Two out of 9 PHC facilities with existing separate HIV care added and merged DM and HTN management. In 7 out of 9 health facilities the general OPD was the underlying platform for integration. This yielded acceptable results to both staff and patients without compromising existing services. One of these facilities subsequently attempted to move HIV and NCD patients away from the OPD into an ICCC. However, this stretched pre-existing human resource shortages and the coping threshold was reached when the cohort increased in size forcing them to revert to integrating HIV and NCDs into the general OPD.

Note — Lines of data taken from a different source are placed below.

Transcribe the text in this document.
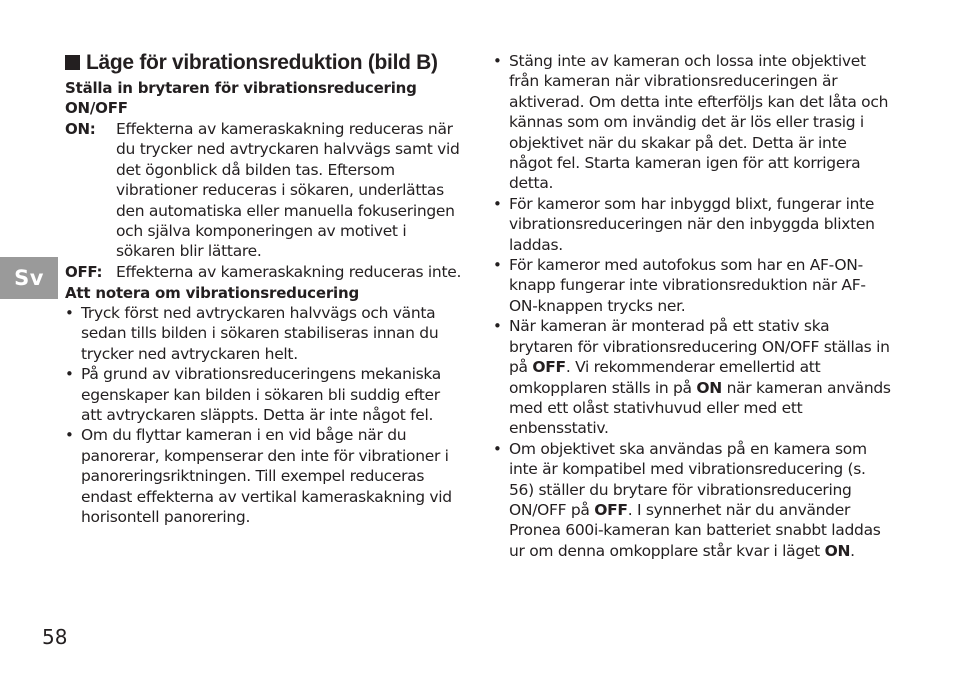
Sv
Läge för vibrationsreduktion (bild B)
Ställa in brytaren för vibrationsreducering ON/OFF
ON: Effekterna av kameraskakning reduceras när du trycker ned avtryckaren halvvägs samt vid det ögonblick då bilden tas. Eftersom vibrationer reduceras i sökaren, underlättas den automatiska eller manuella fokuseringen och själva komponeringen av motivet i sökaren blir lättare.
OFF: Effekterna av kameraskakning reduceras inte.
Att notera om vibrationsreducering
• Tryck först ned avtryckaren halvvägs och vänta sedan tills bilden i sökaren stabiliseras innan du trycker ned avtryckaren helt.
• På grund av vibrationsreduceringens mekaniska egenskaper kan bilden i sökaren bli suddig efter att avtryckaren släppts. Detta är inte något fel.
• Om du flyttar kameran i en vid båge när du panorerar, kompenserar den inte för vibrationer i panoreringsriktningen. Till exempel reduceras endast effekterna av vertikal kameraskakning vid horisontell panorering.
• Stäng inte av kameran och lossa inte objektivet från kameran när vibrationsreduceringen är aktiverad. Om detta inte efterföljs kan det låta och kännas som om invändig det är lös eller trasig i objektivet när du skakar på det. Detta är inte något fel. Starta kameran igen för att korrigera detta.
• För kameror som har inbyggd blixt, fungerar inte vibrationsreduceringen när den inbyggda blixten laddas.
• För kameror med autofokus som har en AF-ON-knapp fungerar inte vibrationsreduktion när AF-ON-knappen trycks ner.
• När kameran är monterad på ett stativ ska brytaren för vibrationsreducering ON/OFF ställas in på OFF. Vi rekommenderar emellertid att omkopplaren ställs in på ON när kameran används med ett olåst stativhuvud eller med ett enbensstativ.
• Om objektivet ska användas på en kamera som inte är kompatibel med vibrationsreducering (s. 56) ställer du brytare för vibrationsreducering ON/OFF på OFF. I synnerhet när du använder Pronea 600i-kameran kan batteriet snabbt laddas ur om denna omkopplare står kvar i läget ON.
58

At the two secondary care facilities, HIV and OPD services operated independently in separate departments at the inception of the pilot. Our initial approach was to introduce DM and HTN services within the general OPD for HIV negative patients, while separately supporting the HIV department to diagnose and manage DM and HTN among their existing ART cohort. However, at SPMH an overwhelming number of DM and HTN cases began to compromise OPD services. Given the smooth functioning of the HIV department, we decided that this would be a better site to host all DM and HTN care. By building additional clinic infrastructure, adding human resources and optimizing the organization of existing services within the HIV department, we established a well flourishing integrated chronic care clinic (ICCC). CDH continued to operate in two different sites according to HIV status, due to HR challenges and infrastructural constraints. Organisation of DM and HTN care in this hospital did not achieve the same level of service delivery as at SPMH.
Simplification
Learning from the ART programme which used simplified clinical guidelines and treatment algorithms to ensure safe use at PHC, we developed standard operation procedures (SOPs) for clinical management (see Additional file 1), adopted from evidence-based international guidelines, MSF guidelines and experience from projects elsewhere in SSA, aligned with the national medicine formulary [19]. Context adaptation was a dynamic process involving regular reviews with technical support from internal MSF and external specialists, and feedback from the clinicians using the protocols and patients.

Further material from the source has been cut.